笹子トンネル事故 遺族が中日本高速幹部らを刑事告訴へ

9人が死亡した山梨県大月市の中央自動車道・笹子(ささご)トンネルの天井板崩落事故で、ワゴン車に乗っていた5人の遺族が、トンネルを管理していた中日本高速道路の幹部らを業務上過失致死傷容疑で来月中にも刑事告訴する。代理人の弁護士への取材で20日分かった。既に県警は同容疑で捜査中だが、弁護士は「責任の所在を明確にしたいという思いを遺族からも表明したい」と説明している。

 告訴するのは、東京都千代田区のシェアハウスで同居していた、いずれも会社員、石川友梨さん(28)▽上田達さん(27)▽松本玲さん(28)▽小林洋平さん(27)▽森重之さん(27)−−の両親。5人は山梨観光の帰りに事故に遭った。
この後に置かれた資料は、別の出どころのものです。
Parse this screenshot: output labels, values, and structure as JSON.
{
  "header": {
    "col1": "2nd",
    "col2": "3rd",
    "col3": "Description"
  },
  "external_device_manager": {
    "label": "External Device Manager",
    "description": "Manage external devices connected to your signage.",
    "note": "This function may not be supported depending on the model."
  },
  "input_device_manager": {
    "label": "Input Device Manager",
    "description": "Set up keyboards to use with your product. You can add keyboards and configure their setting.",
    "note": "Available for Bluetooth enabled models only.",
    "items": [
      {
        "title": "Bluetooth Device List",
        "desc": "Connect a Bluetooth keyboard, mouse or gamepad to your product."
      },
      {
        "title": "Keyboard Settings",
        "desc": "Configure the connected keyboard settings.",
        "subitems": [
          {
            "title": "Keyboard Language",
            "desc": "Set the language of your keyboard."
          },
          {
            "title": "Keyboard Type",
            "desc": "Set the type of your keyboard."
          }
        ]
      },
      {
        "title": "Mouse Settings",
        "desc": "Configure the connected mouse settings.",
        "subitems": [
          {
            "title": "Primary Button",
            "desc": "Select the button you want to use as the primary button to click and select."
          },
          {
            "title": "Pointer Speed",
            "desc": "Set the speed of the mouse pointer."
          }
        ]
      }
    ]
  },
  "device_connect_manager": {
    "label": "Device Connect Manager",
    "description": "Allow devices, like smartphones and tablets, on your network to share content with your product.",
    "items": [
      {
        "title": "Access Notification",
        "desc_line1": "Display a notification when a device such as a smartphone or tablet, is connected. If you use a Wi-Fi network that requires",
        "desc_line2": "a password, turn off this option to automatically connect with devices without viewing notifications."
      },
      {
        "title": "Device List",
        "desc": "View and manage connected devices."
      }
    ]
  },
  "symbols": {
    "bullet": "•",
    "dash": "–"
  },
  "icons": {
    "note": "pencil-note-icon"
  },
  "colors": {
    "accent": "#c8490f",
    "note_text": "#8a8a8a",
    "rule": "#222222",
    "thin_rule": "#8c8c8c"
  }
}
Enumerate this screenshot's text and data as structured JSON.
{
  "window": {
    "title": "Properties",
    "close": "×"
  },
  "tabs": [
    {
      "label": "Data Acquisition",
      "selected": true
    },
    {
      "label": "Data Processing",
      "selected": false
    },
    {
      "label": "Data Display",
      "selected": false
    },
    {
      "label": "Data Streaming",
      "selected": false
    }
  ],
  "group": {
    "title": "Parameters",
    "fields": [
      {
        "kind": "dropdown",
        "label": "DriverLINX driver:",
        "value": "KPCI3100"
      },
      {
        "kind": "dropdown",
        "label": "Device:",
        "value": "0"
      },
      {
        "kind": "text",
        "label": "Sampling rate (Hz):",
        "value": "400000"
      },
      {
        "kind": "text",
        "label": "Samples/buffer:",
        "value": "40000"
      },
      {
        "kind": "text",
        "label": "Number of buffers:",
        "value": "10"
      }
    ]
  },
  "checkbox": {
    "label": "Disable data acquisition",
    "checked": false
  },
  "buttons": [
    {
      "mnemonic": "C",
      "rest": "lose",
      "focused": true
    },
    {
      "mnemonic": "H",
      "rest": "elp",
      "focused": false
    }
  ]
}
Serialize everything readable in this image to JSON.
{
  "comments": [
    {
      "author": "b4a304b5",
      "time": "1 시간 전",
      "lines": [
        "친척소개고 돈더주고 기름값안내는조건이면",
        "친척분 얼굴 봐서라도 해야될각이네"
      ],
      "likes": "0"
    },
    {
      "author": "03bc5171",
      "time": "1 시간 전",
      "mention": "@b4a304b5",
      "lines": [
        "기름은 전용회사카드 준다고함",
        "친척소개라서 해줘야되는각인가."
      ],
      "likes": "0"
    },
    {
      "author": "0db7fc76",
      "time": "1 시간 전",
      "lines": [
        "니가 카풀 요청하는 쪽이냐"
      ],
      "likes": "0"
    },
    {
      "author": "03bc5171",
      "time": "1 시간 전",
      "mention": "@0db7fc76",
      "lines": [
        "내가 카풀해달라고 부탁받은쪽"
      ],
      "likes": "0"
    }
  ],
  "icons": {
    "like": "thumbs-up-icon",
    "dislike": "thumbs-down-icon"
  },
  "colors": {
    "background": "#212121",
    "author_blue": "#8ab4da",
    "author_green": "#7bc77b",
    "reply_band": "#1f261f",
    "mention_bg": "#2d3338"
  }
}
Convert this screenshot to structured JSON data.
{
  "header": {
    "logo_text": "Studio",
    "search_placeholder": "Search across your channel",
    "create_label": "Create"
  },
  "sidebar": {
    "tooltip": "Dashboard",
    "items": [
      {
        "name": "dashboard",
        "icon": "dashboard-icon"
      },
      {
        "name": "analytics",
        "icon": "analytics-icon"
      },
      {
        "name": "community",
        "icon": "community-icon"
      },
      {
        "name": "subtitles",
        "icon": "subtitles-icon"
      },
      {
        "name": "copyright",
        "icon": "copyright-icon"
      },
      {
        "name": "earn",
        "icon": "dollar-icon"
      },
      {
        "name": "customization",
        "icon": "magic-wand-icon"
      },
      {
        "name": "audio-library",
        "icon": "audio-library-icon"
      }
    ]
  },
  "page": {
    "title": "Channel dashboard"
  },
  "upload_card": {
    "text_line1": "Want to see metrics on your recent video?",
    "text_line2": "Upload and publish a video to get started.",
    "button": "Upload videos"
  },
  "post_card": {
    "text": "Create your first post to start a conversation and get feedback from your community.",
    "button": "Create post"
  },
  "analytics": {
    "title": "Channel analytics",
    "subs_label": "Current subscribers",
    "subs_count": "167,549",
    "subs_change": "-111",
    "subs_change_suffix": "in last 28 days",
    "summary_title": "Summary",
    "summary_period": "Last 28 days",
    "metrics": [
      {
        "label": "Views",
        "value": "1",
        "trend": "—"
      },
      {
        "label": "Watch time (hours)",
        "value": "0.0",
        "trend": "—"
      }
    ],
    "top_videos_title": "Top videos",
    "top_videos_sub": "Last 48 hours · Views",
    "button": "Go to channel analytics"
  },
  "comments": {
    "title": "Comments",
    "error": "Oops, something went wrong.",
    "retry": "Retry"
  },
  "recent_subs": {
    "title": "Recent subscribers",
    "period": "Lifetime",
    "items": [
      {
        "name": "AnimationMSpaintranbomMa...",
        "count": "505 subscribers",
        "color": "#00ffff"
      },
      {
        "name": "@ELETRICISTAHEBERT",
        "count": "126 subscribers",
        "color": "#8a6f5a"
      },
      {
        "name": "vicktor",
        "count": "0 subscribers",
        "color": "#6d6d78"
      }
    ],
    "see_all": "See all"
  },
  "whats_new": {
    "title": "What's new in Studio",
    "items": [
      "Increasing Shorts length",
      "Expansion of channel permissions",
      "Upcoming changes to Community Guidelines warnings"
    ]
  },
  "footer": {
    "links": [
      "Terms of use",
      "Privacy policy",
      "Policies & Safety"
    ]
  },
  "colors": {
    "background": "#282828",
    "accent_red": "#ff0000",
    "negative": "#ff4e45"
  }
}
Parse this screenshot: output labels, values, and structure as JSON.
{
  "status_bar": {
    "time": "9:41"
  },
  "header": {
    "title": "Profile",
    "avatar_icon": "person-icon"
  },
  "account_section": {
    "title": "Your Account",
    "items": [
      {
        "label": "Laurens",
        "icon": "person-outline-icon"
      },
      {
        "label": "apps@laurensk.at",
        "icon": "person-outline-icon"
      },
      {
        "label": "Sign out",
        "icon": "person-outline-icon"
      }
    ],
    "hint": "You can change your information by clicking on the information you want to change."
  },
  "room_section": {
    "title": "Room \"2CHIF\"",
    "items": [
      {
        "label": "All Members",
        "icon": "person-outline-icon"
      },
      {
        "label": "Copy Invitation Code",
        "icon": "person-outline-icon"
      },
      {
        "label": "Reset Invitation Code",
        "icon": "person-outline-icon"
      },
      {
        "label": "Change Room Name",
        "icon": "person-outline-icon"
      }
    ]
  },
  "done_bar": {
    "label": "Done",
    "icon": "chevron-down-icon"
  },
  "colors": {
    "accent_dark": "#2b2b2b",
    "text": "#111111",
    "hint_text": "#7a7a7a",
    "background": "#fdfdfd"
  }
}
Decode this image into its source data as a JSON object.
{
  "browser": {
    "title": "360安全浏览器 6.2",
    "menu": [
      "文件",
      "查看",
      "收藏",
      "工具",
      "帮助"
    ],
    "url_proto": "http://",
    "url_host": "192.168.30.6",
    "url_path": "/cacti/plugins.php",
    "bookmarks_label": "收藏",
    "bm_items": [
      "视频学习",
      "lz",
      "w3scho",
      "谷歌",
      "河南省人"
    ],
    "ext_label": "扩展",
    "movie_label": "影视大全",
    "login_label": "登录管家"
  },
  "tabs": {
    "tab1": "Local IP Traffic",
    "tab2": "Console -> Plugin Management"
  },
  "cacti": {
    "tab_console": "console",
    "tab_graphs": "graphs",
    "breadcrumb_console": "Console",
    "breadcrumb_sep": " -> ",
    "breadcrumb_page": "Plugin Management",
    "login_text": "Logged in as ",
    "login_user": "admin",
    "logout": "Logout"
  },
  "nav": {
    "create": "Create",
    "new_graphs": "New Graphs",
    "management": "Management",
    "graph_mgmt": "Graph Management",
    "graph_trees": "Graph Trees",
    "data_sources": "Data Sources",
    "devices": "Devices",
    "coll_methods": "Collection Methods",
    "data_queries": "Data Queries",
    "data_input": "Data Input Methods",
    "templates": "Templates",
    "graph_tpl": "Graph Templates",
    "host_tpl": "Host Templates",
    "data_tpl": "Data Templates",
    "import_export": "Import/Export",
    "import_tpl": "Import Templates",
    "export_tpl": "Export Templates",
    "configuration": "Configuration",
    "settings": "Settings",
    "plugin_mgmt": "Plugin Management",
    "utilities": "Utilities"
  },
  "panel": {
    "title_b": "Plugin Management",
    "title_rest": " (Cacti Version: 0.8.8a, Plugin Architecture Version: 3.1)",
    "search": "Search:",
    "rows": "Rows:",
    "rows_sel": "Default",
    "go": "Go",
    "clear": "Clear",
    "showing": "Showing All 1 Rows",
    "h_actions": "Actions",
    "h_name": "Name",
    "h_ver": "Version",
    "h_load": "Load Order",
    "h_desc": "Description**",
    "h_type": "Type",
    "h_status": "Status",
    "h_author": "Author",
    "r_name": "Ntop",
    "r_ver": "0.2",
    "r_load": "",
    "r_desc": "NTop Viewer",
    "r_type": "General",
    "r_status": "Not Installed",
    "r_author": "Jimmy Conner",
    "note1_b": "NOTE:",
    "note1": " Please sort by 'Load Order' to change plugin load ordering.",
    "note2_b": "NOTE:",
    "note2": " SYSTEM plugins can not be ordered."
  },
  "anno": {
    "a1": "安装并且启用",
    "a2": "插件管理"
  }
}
 弁護士によると、金子剛一社長ら中日本高速幹部に加え、点検を行っていた子会社「中日本ハイウェイ・エンジニアリング東京」(東京都)幹部らの告訴を検討している。

 5人の遺族は両社に賠償を求め提訴する意向も固めている。打音検査を00年を最後に行わなかった点検状況の他、天井板を下からボルトで留めてつり下げる工法自体も問題視しており、77年開通の同トンネルの建設にかかわった国の責任追及も検討しているという。